そこで体の汚れを落とした後、用意された衣服を身に着け、また別の場所へと連行される。
もちろん手枷もはめられたままだ。少し歩くと先導していた兵士がある部屋の前で止まった。
「失礼します。シルヴィア様をお連れしました」
扉の前で兵士が声をかけると中から女性の声が聞こえた。
「お入りなさい」
「はっ」
扉が開かれる。背筋を伸ばし、一歩、また一歩と足を動かす。そこには中央の一段高い位置に艶然と腰掛ける一人の貴婦人がいた。その手には彼女愛用の扇子が握られている。
以前は彼女を見るだけで体が震えたものだ。顔をつき合わせれば、罵声を浴びせられ、手を上げられることは分かっていたからだ。だが、今は違う。彼女と最後に会ったときから、なんと自分たちの立場は変わってしまったことだろう。あれから、一ヶ月も経っていないというのに。二人は無言で視線を交わしあう。沈黙を破り、先に口を開いたのはアルグリアだった。
「ごきげんよう。シルヴィア」
彼女のいつものあいさつだった。
「お久しぶりでございます。アルグリア様」
シルヴィアは手枷をはめられた状態ながらもドレスの裾を両手で持ち上げ、礼をする。その堂々とした様子にアルグリアは軽く目を見開いた。いつも自分の前ではオドオドしていた少女が今ではまっすぐ見てくる。シルヴィアの変化を見たアルグリアの瞳に憎悪の炎が燃え上がった。
『しばらく見ぬ間にますますあの女に似てきおった』
扇子を握る手に力がこめられる。
「シルヴィア。あの戦の最中よく生きておったのぅ」
国を捨て、シルヴィアを見殺しにしようとしたことなど、なかったかのような言動にシルヴィアの肩がピクリと動く。しかし、シルヴィアもそんなことがあったことは、おくびにも出さず穏やかな微笑をアルグリアに向けた。
「ええ。わたくしも、そう思います」
シルヴィアからは動揺など一切感じられない。想像したような反応が得られず内心アルグリアは苛立っ
た。
「しっしかし、そなたが生きていたことにも驚いたが、その後届いた知らせには驚いた」
シルヴィアは意味が分からず軽く首を傾げる。
「その身一つであの鬼神を籠絡するとは……。いやはや驚いた」
「!」
シルヴィアは何も答えることができなかった。アルグリアはさらに言葉を重ねる。
「わたくしでは考えつかぬ策だ。父の仇に体を売るとはのぅ。見返りはなんじゃ? シェファーズの王位か? それともリリィアードの次期皇妃の座か?」
アルグリアの侮辱に心が揺さぶられる。

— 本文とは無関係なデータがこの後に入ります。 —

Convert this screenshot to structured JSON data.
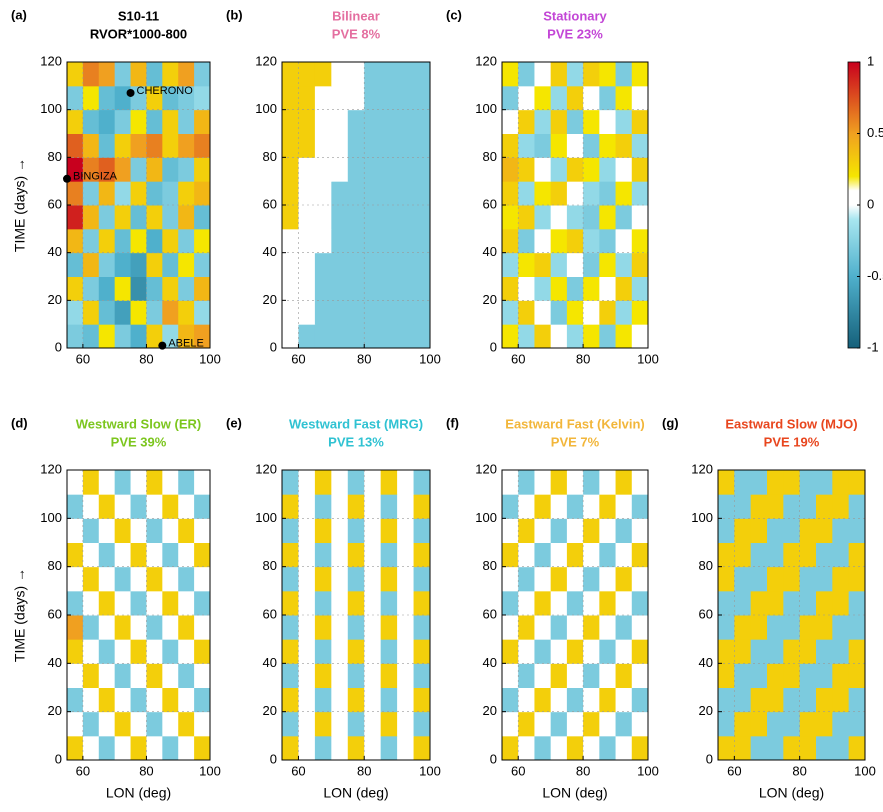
{
  "chart_data": [
    {
      "type": "heatmap",
      "label": "(a)",
      "title": "S10-11",
      "subtitle": "RVOR*1000-800",
      "title_color": "#000000",
      "ylabel": "TIME (days) →",
      "xlim": [
        55,
        100
      ],
      "ylim": [
        0,
        120
      ],
      "xticks": [
        60,
        80,
        100
      ],
      "yticks": [
        0,
        20,
        40,
        60,
        80,
        100,
        120
      ],
      "grid": true,
      "x": [
        57.5,
        62.5,
        67.5,
        72.5,
        77.5,
        82.5,
        87.5,
        92.5,
        97.5
      ],
      "y": [
        5,
        15,
        25,
        35,
        45,
        55,
        65,
        75,
        85,
        95,
        105,
        115
      ],
      "z": [
        [
          -0.3,
          -0.4,
          0.2,
          -0.3,
          -0.5,
          0.3,
          -0.2,
          0.4,
          0.5
        ],
        [
          -0.2,
          0.3,
          -0.4,
          -0.6,
          0.2,
          -0.3,
          0.5,
          0.3,
          -0.2
        ],
        [
          0.3,
          -0.3,
          -0.5,
          0.2,
          -0.7,
          -0.4,
          0.3,
          -0.3,
          0.4
        ],
        [
          -0.4,
          0.4,
          -0.3,
          -0.5,
          -0.6,
          0.3,
          -0.4,
          0.2,
          -0.3
        ],
        [
          0.4,
          -0.3,
          0.3,
          -0.4,
          0.2,
          -0.5,
          0.3,
          -0.3,
          0.2
        ],
        [
          0.9,
          0.4,
          -0.3,
          0.3,
          -0.4,
          0.3,
          -0.3,
          0.4,
          -0.4
        ],
        [
          0.6,
          -0.3,
          0.4,
          -0.2,
          0.3,
          -0.4,
          -0.3,
          0.3,
          0.4
        ],
        [
          1.0,
          0.6,
          0.7,
          0.5,
          -0.3,
          0.4,
          -0.4,
          -0.3,
          0.3
        ],
        [
          0.7,
          0.4,
          -0.4,
          0.3,
          0.5,
          0.6,
          0.3,
          0.5,
          0.6
        ],
        [
          0.3,
          -0.4,
          -0.5,
          -0.3,
          0.2,
          -0.4,
          0.3,
          -0.3,
          0.4
        ],
        [
          -0.3,
          0.2,
          -0.4,
          -0.5,
          -0.3,
          0.3,
          -0.4,
          -0.3,
          -0.2
        ],
        [
          0.3,
          0.6,
          0.5,
          -0.3,
          0.4,
          -0.4,
          0.3,
          0.5,
          -0.3
        ]
      ],
      "annotations": [
        {
          "text": "CHERONO",
          "x": 75,
          "y": 107
        },
        {
          "text": "BINGIZA",
          "x": 55,
          "y": 71
        },
        {
          "text": "ABELE",
          "x": 85,
          "y": 1
        }
      ]
    },
    {
      "type": "heatmap",
      "label": "(b)",
      "title": "Bilinear",
      "subtitle": "PVE 8%",
      "title_color": "#e46fa0",
      "xlim": [
        55,
        100
      ],
      "ylim": [
        0,
        120
      ],
      "xticks": [
        60,
        80,
        100
      ],
      "yticks": [
        0,
        20,
        40,
        60,
        80,
        100,
        120
      ],
      "grid": true,
      "x": [
        57.5,
        62.5,
        67.5,
        72.5,
        77.5,
        82.5,
        87.5,
        92.5,
        97.5
      ],
      "y": [
        5,
        15,
        25,
        35,
        45,
        55,
        65,
        75,
        85,
        95,
        105,
        115
      ],
      "z": [
        [
          0,
          -0.3,
          -0.3,
          -0.3,
          -0.3,
          -0.3,
          -0.3,
          -0.3,
          -0.3
        ],
        [
          0,
          0,
          -0.3,
          -0.3,
          -0.3,
          -0.3,
          -0.3,
          -0.3,
          -0.3
        ],
        [
          0,
          0,
          -0.3,
          -0.3,
          -0.3,
          -0.3,
          -0.3,
          -0.3,
          -0.3
        ],
        [
          0,
          0,
          -0.3,
          -0.3,
          -0.3,
          -0.3,
          -0.3,
          -0.3,
          -0.3
        ],
        [
          0,
          0,
          0,
          -0.3,
          -0.3,
          -0.3,
          -0.3,
          -0.3,
          -0.3
        ],
        [
          0.3,
          0,
          0,
          -0.3,
          -0.3,
          -0.3,
          -0.3,
          -0.3,
          -0.3
        ],
        [
          0.3,
          0,
          0,
          -0.3,
          -0.3,
          -0.3,
          -0.3,
          -0.3,
          -0.3
        ],
        [
          0.3,
          0,
          0,
          0,
          -0.3,
          -0.3,
          -0.3,
          -0.3,
          -0.3
        ],
        [
          0.3,
          0.3,
          0,
          0,
          -0.3,
          -0.3,
          -0.3,
          -0.3,
          -0.3
        ],
        [
          0.3,
          0.3,
          0,
          0,
          -0.3,
          -0.3,
          -0.3,
          -0.3,
          -0.3
        ],
        [
          0.3,
          0.3,
          0,
          0,
          0,
          -0.3,
          -0.3,
          -0.3,
          -0.3
        ],
        [
          0.3,
          0.3,
          0.3,
          0,
          0,
          -0.3,
          -0.3,
          -0.3,
          -0.3
        ]
      ]
    },
    {
      "type": "heatmap",
      "label": "(c)",
      "title": "Stationary",
      "subtitle": "PVE 23%",
      "title_color": "#c346d6",
      "xlim": [
        55,
        100
      ],
      "ylim": [
        0,
        120
      ],
      "xticks": [
        60,
        80,
        100
      ],
      "yticks": [
        0,
        20,
        40,
        60,
        80,
        100,
        120
      ],
      "grid": true,
      "x": [
        57.5,
        62.5,
        67.5,
        72.5,
        77.5,
        82.5,
        87.5,
        92.5,
        97.5
      ],
      "y": [
        5,
        15,
        25,
        35,
        45,
        55,
        65,
        75,
        85,
        95,
        105,
        115
      ],
      "z": [
        [
          0.2,
          -0.2,
          0.3,
          0,
          -0.2,
          0.2,
          -0.3,
          0.2,
          0
        ],
        [
          -0.2,
          0.3,
          0,
          -0.3,
          0.2,
          0,
          0.3,
          -0.2,
          0.2
        ],
        [
          0.3,
          0,
          -0.2,
          0.2,
          -0.3,
          0.2,
          0,
          0.3,
          -0.2
        ],
        [
          -0.2,
          0.2,
          0.3,
          -0.2,
          0,
          -0.3,
          0.2,
          -0.2,
          0.3
        ],
        [
          0.3,
          -0.3,
          0,
          0.2,
          0.3,
          -0.2,
          -0.3,
          0,
          0.2
        ],
        [
          0.2,
          0.3,
          -0.2,
          0,
          -0.2,
          -0.3,
          0.2,
          -0.3,
          0
        ],
        [
          0.3,
          -0.2,
          0.2,
          0.3,
          0,
          -0.2,
          -0.3,
          0.2,
          -0.2
        ],
        [
          0.4,
          0.3,
          0,
          -0.2,
          0.3,
          0.2,
          -0.2,
          0,
          0.3
        ],
        [
          0.3,
          -0.2,
          -0.3,
          0.2,
          0,
          -0.3,
          0.2,
          0.3,
          -0.2
        ],
        [
          0,
          0.3,
          -0.2,
          0.3,
          -0.3,
          0.2,
          0,
          -0.2,
          0.3
        ],
        [
          -0.3,
          0,
          0.2,
          -0.2,
          0.3,
          0,
          -0.3,
          0.2,
          0
        ],
        [
          0.2,
          -0.3,
          0,
          0.3,
          -0.2,
          0.3,
          0.2,
          -0.3,
          0.2
        ]
      ]
    },
    {
      "type": "heatmap",
      "label": "(d)",
      "title": "Westward Slow (ER)",
      "subtitle": "PVE 39%",
      "title_color": "#7cc61e",
      "ylabel": "TIME (days) →",
      "xlabel": "LON (deg)",
      "xlim": [
        55,
        100
      ],
      "ylim": [
        0,
        120
      ],
      "xticks": [
        60,
        80,
        100
      ],
      "yticks": [
        0,
        20,
        40,
        60,
        80,
        100,
        120
      ],
      "grid": true,
      "x": [
        57.5,
        62.5,
        67.5,
        72.5,
        77.5,
        82.5,
        87.5,
        92.5,
        97.5
      ],
      "y": [
        5,
        15,
        25,
        35,
        45,
        55,
        65,
        75,
        85,
        95,
        105,
        115
      ],
      "z": [
        [
          0.3,
          0,
          -0.3,
          0,
          0.3,
          0,
          -0.3,
          0,
          0.3
        ],
        [
          0,
          -0.3,
          0,
          0.3,
          0,
          -0.3,
          0,
          0.3,
          0
        ],
        [
          -0.3,
          0,
          0.3,
          0,
          -0.3,
          0,
          0.3,
          0,
          -0.3
        ],
        [
          0,
          0.3,
          0,
          -0.3,
          0,
          0.3,
          0,
          -0.3,
          0
        ],
        [
          0.3,
          0,
          -0.3,
          0,
          0.3,
          0,
          -0.3,
          0,
          0.3
        ],
        [
          0.5,
          -0.3,
          0,
          0.3,
          0,
          -0.3,
          0,
          0.3,
          0
        ],
        [
          -0.3,
          0,
          0.3,
          0,
          -0.3,
          0,
          0.3,
          0,
          -0.3
        ],
        [
          0,
          0.3,
          0,
          -0.3,
          0,
          0.3,
          0,
          -0.3,
          0
        ],
        [
          0.3,
          0,
          -0.3,
          0,
          0.3,
          0,
          -0.3,
          0,
          0.3
        ],
        [
          0,
          -0.3,
          0,
          0.3,
          0,
          -0.3,
          0,
          0.3,
          0
        ],
        [
          -0.3,
          0,
          0.3,
          0,
          -0.3,
          0,
          0.3,
          0,
          -0.3
        ],
        [
          0,
          0.3,
          0,
          -0.3,
          0,
          0.3,
          0,
          -0.3,
          0
        ]
      ]
    },
    {
      "type": "heatmap",
      "label": "(e)",
      "title": "Westward Fast (MRG)",
      "subtitle": "PVE 13%",
      "title_color": "#2fc2d2",
      "xlabel": "LON (deg)",
      "xlim": [
        55,
        100
      ],
      "ylim": [
        0,
        120
      ],
      "xticks": [
        60,
        80,
        100
      ],
      "yticks": [
        0,
        20,
        40,
        60,
        80,
        100,
        120
      ],
      "grid": true,
      "x": [
        57.5,
        62.5,
        67.5,
        72.5,
        77.5,
        82.5,
        87.5,
        92.5,
        97.5
      ],
      "y": [
        5,
        15,
        25,
        35,
        45,
        55,
        65,
        75,
        85,
        95,
        105,
        115
      ],
      "z": [
        [
          0.3,
          0,
          -0.3,
          0,
          0.3,
          0,
          -0.3,
          0,
          0.3
        ],
        [
          -0.3,
          0,
          0.3,
          0,
          -0.3,
          0,
          0.3,
          0,
          -0.3
        ],
        [
          0.3,
          0,
          -0.3,
          0,
          0.3,
          0,
          -0.3,
          0,
          0.3
        ],
        [
          -0.3,
          0,
          0.3,
          0,
          -0.3,
          0,
          0.3,
          0,
          -0.3
        ],
        [
          0.3,
          0,
          -0.3,
          0,
          0.3,
          0,
          -0.3,
          0,
          0.3
        ],
        [
          -0.3,
          0,
          0.3,
          0,
          -0.3,
          0,
          0.3,
          0,
          -0.3
        ],
        [
          0.3,
          0,
          -0.3,
          0,
          0.3,
          0,
          -0.3,
          0,
          0.3
        ],
        [
          -0.3,
          0,
          0.3,
          0,
          -0.3,
          0,
          0.3,
          0,
          -0.3
        ],
        [
          0.3,
          0,
          -0.3,
          0,
          0.3,
          0,
          -0.3,
          0,
          0.3
        ],
        [
          -0.3,
          0,
          0.3,
          0,
          -0.3,
          0,
          0.3,
          0,
          -0.3
        ],
        [
          0.3,
          0,
          -0.3,
          0,
          0.3,
          0,
          -0.3,
          0,
          0.3
        ],
        [
          -0.3,
          0,
          0.3,
          0,
          -0.3,
          0,
          0.3,
          0,
          -0.3
        ]
      ]
    },
    {
      "type": "heatmap",
      "label": "(f)",
      "title": "Eastward Fast (Kelvin)",
      "subtitle": "PVE 7%",
      "title_color": "#f2b63a",
      "xlabel": "LON (deg)",
      "xlim": [
        55,
        100
      ],
      "ylim": [
        0,
        120
      ],
      "xticks": [
        60,
        80,
        100
      ],
      "yticks": [
        0,
        20,
        40,
        60,
        80,
        100,
        120
      ],
      "grid": true,
      "x": [
        57.5,
        62.5,
        67.5,
        72.5,
        77.5,
        82.5,
        87.5,
        92.5,
        97.5
      ],
      "y": [
        5,
        15,
        25,
        35,
        45,
        55,
        65,
        75,
        85,
        95,
        105,
        115
      ],
      "z": [
        [
          0.3,
          0,
          -0.3,
          0,
          0.3,
          0,
          -0.3,
          0,
          0.3
        ],
        [
          0,
          0.3,
          0,
          -0.3,
          0,
          0.3,
          0,
          -0.3,
          0
        ],
        [
          -0.3,
          0,
          0.3,
          0,
          -0.3,
          0,
          0.3,
          0,
          -0.3
        ],
        [
          0,
          -0.3,
          0,
          0.3,
          0,
          -0.3,
          0,
          0.3,
          0
        ],
        [
          0.3,
          0,
          -0.3,
          0,
          0.3,
          0,
          -0.3,
          0,
          0.3
        ],
        [
          0,
          0.3,
          0,
          -0.3,
          0,
          0.3,
          0,
          -0.3,
          0
        ],
        [
          -0.3,
          0,
          0.3,
          0,
          -0.3,
          0,
          0.3,
          0,
          -0.3
        ],
        [
          0,
          -0.3,
          0,
          0.3,
          0,
          -0.3,
          0,
          0.3,
          0
        ],
        [
          0.3,
          0,
          -0.3,
          0,
          0.3,
          0,
          -0.3,
          0,
          0.3
        ],
        [
          0,
          0.3,
          0,
          -0.3,
          0,
          0.3,
          0,
          -0.3,
          0
        ],
        [
          -0.3,
          0,
          0.3,
          0,
          -0.3,
          0,
          0.3,
          0,
          -0.3
        ],
        [
          0,
          -0.3,
          0,
          0.3,
          0,
          -0.3,
          0,
          0.3,
          0
        ]
      ]
    },
    {
      "type": "heatmap",
      "label": "(g)",
      "title": "Eastward Slow (MJO)",
      "subtitle": "PVE 19%",
      "title_color": "#e8461e",
      "xlabel": "LON (deg)",
      "xlim": [
        55,
        100
      ],
      "ylim": [
        0,
        120
      ],
      "xticks": [
        60,
        80,
        100
      ],
      "yticks": [
        0,
        20,
        40,
        60,
        80,
        100,
        120
      ],
      "grid": true,
      "x": [
        57.5,
        62.5,
        67.5,
        72.5,
        77.5,
        82.5,
        87.5,
        92.5,
        97.5
      ],
      "y": [
        5,
        15,
        25,
        35,
        45,
        55,
        65,
        75,
        85,
        95,
        105,
        115
      ],
      "z": [
        [
          0.3,
          0.3,
          -0.3,
          -0.3,
          0.3,
          0.3,
          -0.3,
          -0.3,
          0.3
        ],
        [
          -0.3,
          0.3,
          0.3,
          -0.3,
          -0.3,
          0.3,
          0.3,
          -0.3,
          -0.3
        ],
        [
          -0.3,
          -0.3,
          0.3,
          0.3,
          -0.3,
          -0.3,
          0.3,
          0.3,
          -0.3
        ],
        [
          0.3,
          -0.3,
          -0.3,
          0.3,
          0.3,
          -0.3,
          -0.3,
          0.3,
          0.3
        ],
        [
          0.3,
          0.3,
          -0.3,
          -0.3,
          0.3,
          0.3,
          -0.3,
          -0.3,
          0.3
        ],
        [
          -0.3,
          0.3,
          0.3,
          -0.3,
          -0.3,
          0.3,
          0.3,
          -0.3,
          -0.3
        ],
        [
          -0.3,
          -0.3,
          0.3,
          0.3,
          -0.3,
          -0.3,
          0.3,
          0.3,
          -0.3
        ],
        [
          0.3,
          -0.3,
          -0.3,
          0.3,
          0.3,
          -0.3,
          -0.3,
          0.3,
          0.3
        ],
        [
          0.3,
          0.3,
          -0.3,
          -0.3,
          0.3,
          0.3,
          -0.3,
          -0.3,
          0.3
        ],
        [
          -0.3,
          0.3,
          0.3,
          -0.3,
          -0.3,
          0.3,
          0.3,
          -0.3,
          -0.3
        ],
        [
          -0.3,
          -0.3,
          0.3,
          0.3,
          -0.3,
          -0.3,
          0.3,
          0.3,
          -0.3
        ],
        [
          0.3,
          -0.3,
          -0.3,
          0.3,
          0.3,
          -0.3,
          -0.3,
          0.3,
          0.3
        ]
      ]
    },
    {
      "type": "colorbar",
      "clim": [
        -1,
        1
      ],
      "cticks": [
        1,
        0.5,
        0,
        -0.5,
        -1
      ],
      "colorscale": [
        [
          -1,
          "#15607a"
        ],
        [
          -0.5,
          "#4fb0cc"
        ],
        [
          -0.1,
          "#a8e6f0"
        ],
        [
          0,
          "#ffffff"
        ],
        [
          0.1,
          "#ffffff"
        ],
        [
          0.2,
          "#f5e600"
        ],
        [
          0.5,
          "#f0a020"
        ],
        [
          1,
          "#c8001e"
        ]
      ]
    }
  ]
}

しかし、アスターの顔を思い浮かべ、必死に耐えた。アルグリアの挑発に乗ることは簡単だ。だが、冷静さを失えば、この窮地を乗り切ることなど不可能。シルヴィアは、荒立つ心を押し隠し、熱のこもらぬ言葉を吐き出した。
「それは誤解です」
「誤解?」
アルグリアも口角をあげ、こちらを見る。
「リリィアードはシェファーズの統治を確固たるものにするため、わたくしを利用しただけに過ぎません。」
「そなたの意思ではないと?」
「はい」
「では、王城での演説もか?」
「…ええ。そうです。脅されたのです」
嘘ではなかっただが、完全な真実でもなかった。脅されたのは確かだが、そんなことがなくても、恐らく自分は同じことを言っていただろう。もう誰かが傷つくところを見たくなかったから。アルグリアは椅子から立ち上がるとゆっくり近づいてきた。だが、シルヴィアの目の前に立ったとたん彼女の表情は一変する。手に持った扇子をシルヴィアのこめかみ目掛けて力いっぱい振り下ろした。
ガッ
シルヴィアの体が倒れる。
ポタ、ポタ
床に血が滴り落ちる。アルグリアは身をかがめるとシルヴィアの前髪を引っつかんだ。
自然と顔が上を向く。
「くっ」
痛みに顔が歪む。
「そんな見え透いた嘘がわたくしに通じると思っているのか!」
凄まじい形相でシルヴィアをにらみつけた。
「報告は受けておる。そなた、シェファーズの兵士に協力するどころか、鬼神をかばったそうだな! この売女!」
アルグリアは狂ったように手にした扇子でシルヴィアを叩き続けた。
「リリィアードに身も心も売り渡すとは、それでもシェファーズの王族か!」
シルヴィアの拳を握る手に力が入り始めた。
「父を目の前で殺されながら、その仇に取り入るなどと汚らわしい。やはり、お前はあの恥知らずな女の娘だ!」
我慢の限界だった。
ドンッ
「きゃーーー」
シルヴィアに両手で突き飛ばされ、アルグリアの体が倒れる。彼女が呆然と見上げると、そこには立ち上がったシルヴィアがいた。
「わたしのことは、なんと言われようともかまいません。ですが! お母様を侮辱することだけは許しません!」
初めて見るシルヴィアの姿に、アルグリアは驚く。そこには震え、怯える小動物のようなシルヴィアはもういなかった。屈辱に身を震わせるアルグリア。
「無礼者。アルグリア様に何をする!」
傍に控えていた兵士たちは、慌ててシルヴィアの体を床に押さえつけた。
『許さぬ』
怒りの炎をたぎらせ、アルグリアは決意した。
「陛下は、お前を生かして連れてこられるように命ぜられたが、その必要はないことが今、分かった」
シルヴィアは黙ってアルグリアをにらみ続ける。
「リリィアード側の人間など要らぬ。それどころか邪魔なだけじゃ。その前に処刑してくれるわ」
勝ち誇ったかのようにアルグリアは兵士に命じる。
「この者は国を裏切った売国奴。今すぐ表にて首切るがいい」
「はっ。かしこまりました」
「立て!」
シルヴィアは引っ立てられる寸前アルグリアに向かって叫んだ。
「あなたはシェファーズの真の王妃などではないわ」
その言葉だけ残して扉がパタリと閉められた。
「ふん。何とでも言うがいい。最後に勝つのはこの『わたくし』なのだから」
これが、かつての王妃と王女が完全に袂を分かった瞬間だった。